New law to reduce aviation emissions in EU with use of SAF

The European Commission announced on April 26, 2023 that the European Parliament and the European Council have reached a “political agreement” on the ReFuelEU Aviation proposal.  The agreement sets out the use of sustainable aviation fuel (SAF) from flights within and departing the European Union (EU) between 2025 and 2050.

The political agreement now requires formal adoption by the Parliament and the Council. Once this process is completed, the new legislation will be published in the Official Journal of the European Union and enter into force with immediate effect. 

Once in place, the new rules will help decarbonise the aviation sector by requiring fuel suppliers to blend sustainable aviation fuels (SAF) with kerosene in increasing amounts from 2025. This measure on its own is projected to reduce aircraft CO2 emissions by around two-thirds by 2050 compared to a ‘no action’ scenario, and provide climate and air quality benefits by reducing non-CO2 emissions, according to the European Commission.

The blending mandate covers biofuels , recycled carbon fuels and synthetic aviation fuels (e-fuels) in line with the Renewable Energy Directive (RED), but excludes food and feed crops, supporting sustainability objectives. 

Some of the key elements of the agreement include:

  • Setting of mandates for minimum SAF uplift at EU airports of 2% by 2025, 6% by 2030 and 20% by 2035, up to a maximum of 70% by 2050. Of these amounts, 1.2% in 2030, and 5% in 2035 must be power to liquid (PtL) or E-Fuels, increasing to 35% by 2050.
  • A requirement for the European Commission to report by 2024 on the feasibility of a Book and Claim (B&C) system for airlines to manage the supply of SAF in a flexible way across the EU.
  • A call for States to adhere to a single EU SAF mandate and avoid a patchwork of national SAF mandates.

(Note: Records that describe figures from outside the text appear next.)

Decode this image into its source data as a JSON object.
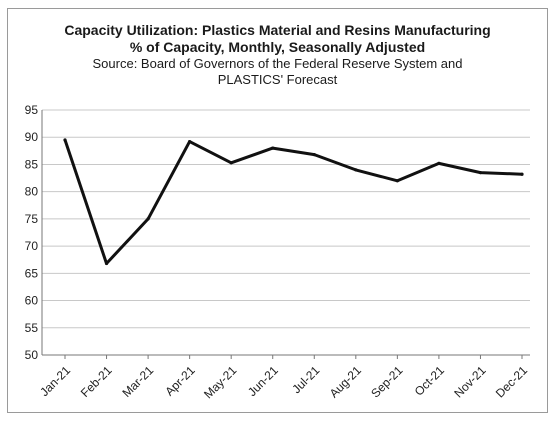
{
  "chart_data": {
    "type": "line",
    "title": "Capacity Utilization: Plastics Material and Resins Manufacturing",
    "subtitle": "% of Capacity, Monthly, Seasonally Adjusted",
    "source_line1": "Source: Board of Governors of the Federal Reserve System and",
    "source_line2": "PLASTICS' Forecast",
    "xlabel": "",
    "ylabel": "",
    "ylim": [
      50,
      95
    ],
    "yticks": [
      50,
      55,
      60,
      65,
      70,
      75,
      80,
      85,
      90,
      95
    ],
    "categories": [
      "Jan-21",
      "Feb-21",
      "Mar-21",
      "Apr-21",
      "May-21",
      "Jun-21",
      "Jul-21",
      "Aug-21",
      "Sep-21",
      "Oct-21",
      "Nov-21",
      "Dec-21"
    ],
    "series": [
      {
        "values": [
          89.5,
          66.8,
          75.0,
          89.2,
          85.3,
          88.0,
          86.8,
          84.0,
          82.0,
          85.2,
          83.5,
          83.2
        ],
        "color": "#111111"
      }
    ],
    "grid": true,
    "legend": "none",
    "gridColor": "#c8c8c8"
  }
}
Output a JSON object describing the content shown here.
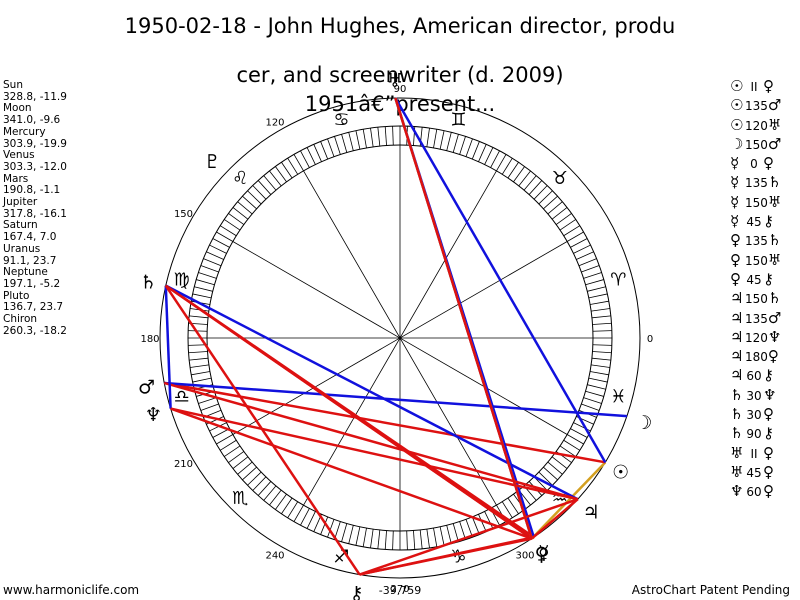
{
  "title_line1": "1950-02-18 - John Hughes, American director, produ",
  "title_line2": "cer, and screenwriter (d. 2009)",
  "title_line3": "1951â€”present...",
  "planets": [
    {
      "name": "Sun",
      "coords": "328.8, -11.9",
      "lon": 328.8,
      "glyph": "☉"
    },
    {
      "name": "Moon",
      "coords": "341.0, -9.6",
      "lon": 341.0,
      "glyph": "☽"
    },
    {
      "name": "Mercury",
      "coords": "303.9, -19.9",
      "lon": 303.9,
      "glyph": "☿"
    },
    {
      "name": "Venus",
      "coords": "303.3, -12.0",
      "lon": 303.3,
      "glyph": "♀"
    },
    {
      "name": "Mars",
      "coords": "190.8, -1.1",
      "lon": 190.8,
      "glyph": "♂"
    },
    {
      "name": "Jupiter",
      "coords": "317.8, -16.1",
      "lon": 317.8,
      "glyph": "♃"
    },
    {
      "name": "Saturn",
      "coords": "167.4, 7.0",
      "lon": 167.4,
      "glyph": "♄"
    },
    {
      "name": "Uranus",
      "coords": "91.1, 23.7",
      "lon": 91.1,
      "glyph": "♅"
    },
    {
      "name": "Neptune",
      "coords": "197.1, -5.2",
      "lon": 197.1,
      "glyph": "♆"
    },
    {
      "name": "Pluto",
      "coords": "136.7, 23.7",
      "lon": 136.7,
      "glyph": "♇"
    },
    {
      "name": "Chiron",
      "coords": "260.3, -18.2",
      "lon": 260.3,
      "glyph": "⚷"
    }
  ],
  "aspects": [
    {
      "p1": "Sun",
      "p2": "Venus",
      "label": "II",
      "color": "#d4a020"
    },
    {
      "p1": "Sun",
      "p2": "Mars",
      "label": "135",
      "color": "#dd1111"
    },
    {
      "p1": "Sun",
      "p2": "Uranus",
      "label": "120",
      "color": "#1111dd"
    },
    {
      "p1": "Moon",
      "p2": "Mars",
      "label": "150",
      "color": "#1111dd"
    },
    {
      "p1": "Mercury",
      "p2": "Venus",
      "label": "0",
      "color": "#d4a020"
    },
    {
      "p1": "Mercury",
      "p2": "Saturn",
      "label": "135",
      "color": "#dd1111"
    },
    {
      "p1": "Mercury",
      "p2": "Uranus",
      "label": "150",
      "color": "#1111dd"
    },
    {
      "p1": "Mercury",
      "p2": "Chiron",
      "label": "45",
      "color": "#dd1111"
    },
    {
      "p1": "Venus",
      "p2": "Saturn",
      "label": "135",
      "color": "#dd1111"
    },
    {
      "p1": "Venus",
      "p2": "Uranus",
      "label": "150",
      "color": "#1111dd"
    },
    {
      "p1": "Venus",
      "p2": "Chiron",
      "label": "45",
      "color": "#dd1111"
    },
    {
      "p1": "Jupiter",
      "p2": "Saturn",
      "label": "150",
      "color": "#1111dd"
    },
    {
      "p1": "Jupiter",
      "p2": "Mars",
      "label": "135",
      "color": "#dd1111"
    },
    {
      "p1": "Jupiter",
      "p2": "Neptune",
      "label": "120",
      "color": "#dd1111"
    },
    {
      "p1": "Jupiter",
      "p2": "Venus",
      "label": "180",
      "color": "#dd1111"
    },
    {
      "p1": "Jupiter",
      "p2": "Chiron",
      "label": "60",
      "color": "#dd1111"
    },
    {
      "p1": "Saturn",
      "p2": "Neptune",
      "label": "30",
      "color": "#1111dd"
    },
    {
      "p1": "Saturn",
      "p2": "Venus",
      "label": "30",
      "color": "#dd1111"
    },
    {
      "p1": "Saturn",
      "p2": "Chiron",
      "label": "90",
      "color": "#dd1111"
    },
    {
      "p1": "Uranus",
      "p2": "Venus",
      "label": "II",
      "color": "#d4a020"
    },
    {
      "p1": "Uranus",
      "p2": "Venus",
      "label": "45",
      "color": "#dd1111"
    },
    {
      "p1": "Neptune",
      "p2": "Venus",
      "label": "60",
      "color": "#dd1111"
    }
  ],
  "signs": [
    {
      "name": "Aries",
      "glyph": "♈",
      "start": 0
    },
    {
      "name": "Taurus",
      "glyph": "♉",
      "start": 30
    },
    {
      "name": "Gemini",
      "glyph": "♊",
      "start": 60
    },
    {
      "name": "Cancer",
      "glyph": "♋",
      "start": 90
    },
    {
      "name": "Leo",
      "glyph": "♌",
      "start": 120
    },
    {
      "name": "Virgo",
      "glyph": "♍",
      "start": 150
    },
    {
      "name": "Libra",
      "glyph": "♎",
      "start": 180
    },
    {
      "name": "Scorpio",
      "glyph": "♏",
      "start": 210
    },
    {
      "name": "Sagittarius",
      "glyph": "♐",
      "start": 240
    },
    {
      "name": "Capricorn",
      "glyph": "♑",
      "start": 270
    },
    {
      "name": "Aquarius",
      "glyph": "♒",
      "start": 300
    },
    {
      "name": "Pisces",
      "glyph": "♓",
      "start": 330
    }
  ],
  "degree_labels": [
    "0",
    "90",
    "120",
    "150",
    "180",
    "210",
    "240",
    "270",
    "300"
  ],
  "bottom_coord": "-39,759",
  "footer_left": "www.harmoniclife.com",
  "footer_right": "AstroChart Patent Pending",
  "colors": {
    "hard": "#dd1111",
    "soft": "#1111dd",
    "parallel": "#d4a020"
  }
}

Aircraft operators departing from EU airports will be required to refuel only with the fuel necessary for the flight, to avoid emissions related to extra weight or carbon leakage caused by ‘tankering’ practices (deliberately carrying excess fuel to avoid refuelling with SAF). Further, airports will have to ensure that their fuelling infrastructure is available and fit for SAF distribution. 

Since it will apply throughout the EU, the new mandate will ensure a level playing field within the EU market, providing “legal certainty” to fuel producers.

“While mandates for SAF use send a signal to producers and the market, without a comprehensive policy framework to incentivise cheaper production and more flexible rules of supply, mandates alone simply risk a huge increase in cost and a licence to print money for fuel suppliers, while raising the price of mobility throughout the EU,” said Conrad Clifford, deputy director general of the International Air Transport Association (IATA). The IATA represents some 300 airlines comprising 83% of global air traffic.

The IATA urged that a book and claim system be established to create a flexible market for SAF across the EU. “The reality is that the commission has already conceded that supply will be uneven across the EU, which therefore makes it all the more essential to have a proper B&C system in place before the 2% mandate comes into force. Alongside expert stakeholders, IATA is working on a robust global framework for applying a harmonised B&C system for the aviation industry, and we hope to work together with the commission to apply this framework in the EU,” said Clifford.